16.06.2019 19:20 di Simone Valdarchi Twitter:    Vedi letture
© foto di Federico Gaetano
Stramaccioni: "Seguirò con attenzione la Roma di Fonseca, è un tecnico preparato ma arriva in un momento particolare. Totti rappresenta la romanità"

L'ex tecnico dell'Inter e delle giovanili della Roma, Andrea Stramaccioni, ha rilasciato una lunga intervista a Tuttosport, in cui parla anche della Serie A e della Roma di Fonseca. Queste alcune delle sue dichiarazioni:

In A, tranne il Napoli, tutte le big hanno cambiato allenatore. Qual è il progetto che più la stuzzica? 
«Beh, visto il mio cuore le squadre che seguirò con più attenzione sono la Roma di Fonseca e l’Inter di Conte. Fonseca arriva in un momento particolare, è un allenatore preparato ma sarà chiamato a una grande sfida, probabilmente più difficile di quella che si aspetta. Per quanto riguarda l’Inter, il grande tema del campionato sarà se potrà competere per lo scudetto, anche perché parte dalla base del lavoro fatto da Spalletti. Poi sono curioso di vedere Sarri, uno dei nemici più recenti della Juve, cosa farà con il suo 4-3-3 a Torino». 

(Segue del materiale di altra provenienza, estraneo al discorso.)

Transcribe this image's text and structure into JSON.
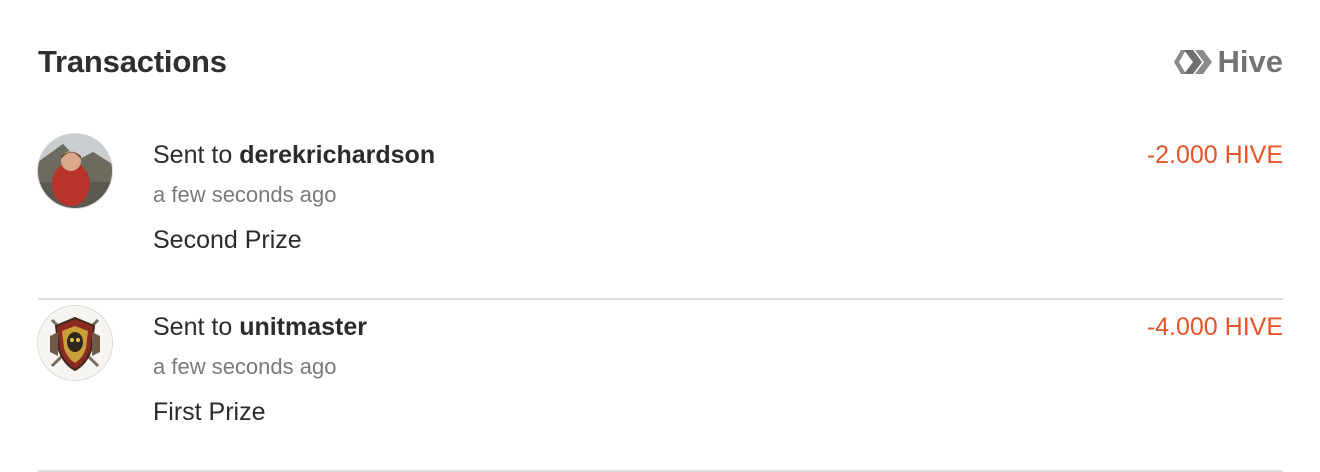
{
  "header": {
    "title": "Transactions",
    "brand_name": "Hive",
    "brand_icon": "hive-logo-icon"
  },
  "transactions": [
    {
      "prefix": "Sent to",
      "recipient": "derekrichardson",
      "time": "a few seconds ago",
      "memo": "Second Prize",
      "amount": "-2.000 HIVE",
      "avatar_icon": "user-avatar-photo"
    },
    {
      "prefix": "Sent to",
      "recipient": "unitmaster",
      "time": "a few seconds ago",
      "memo": "First Prize",
      "amount": "-4.000 HIVE",
      "avatar_icon": "user-avatar-shield-emblem"
    }
  ],
  "colors": {
    "negative_amount": "#e8542a",
    "muted_text": "#7a7a7a",
    "divider": "#dedede"
  }
}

Davanti c’è sempre la Juve? 
«Sì, se non altro per l’abitudine che ha a vincere. Però l’Inter le darà filo da torcere». 

Che effetto le fa vedere Politano, un suo “figlioccio” in Nazionale? 
«Sono orgoglioso di lui. Matteo, tutto quello che si è guadagnato sin da ragazzino lo ha fatto grazie a un mix che incarna perfettamente l’interismo. Lui è un lottatore di qualità, incarna lo spirito che vuole vedere chi va a San Siro e in più gli è rimasta la fame del ragazzo di quartiere che vedevo nelle giovanili della Roma. Per questo gli scrivo sempre: “resta come sei, non cambiare mai”. Sono sicuro che darà il suo contributo pure nel 3-5-2 di Conte perché lui può fare il quinto, il sotto punta e la seconda punta». 

 

Stramaccioni ha parlato ai microfoni di Sky Sport: "Totti rappresenta più di un calciatore per i romani e romanisti. Rappresenta la romanità, è la continuazione di Bruno Conti. Figure che vanno oltre, ci fanno sentire romani anche a distanza a migliaia di chilometri. Il 17 giugno del 2001 (giorno dello scudetto della Roma ndr) ero in Curva Sud, ero abbonato allo stadio e stavo iniziando in quel periodo la mia carriera da allenatore. Ricordo in maniera indelebile tutto di quel Roma-Parma".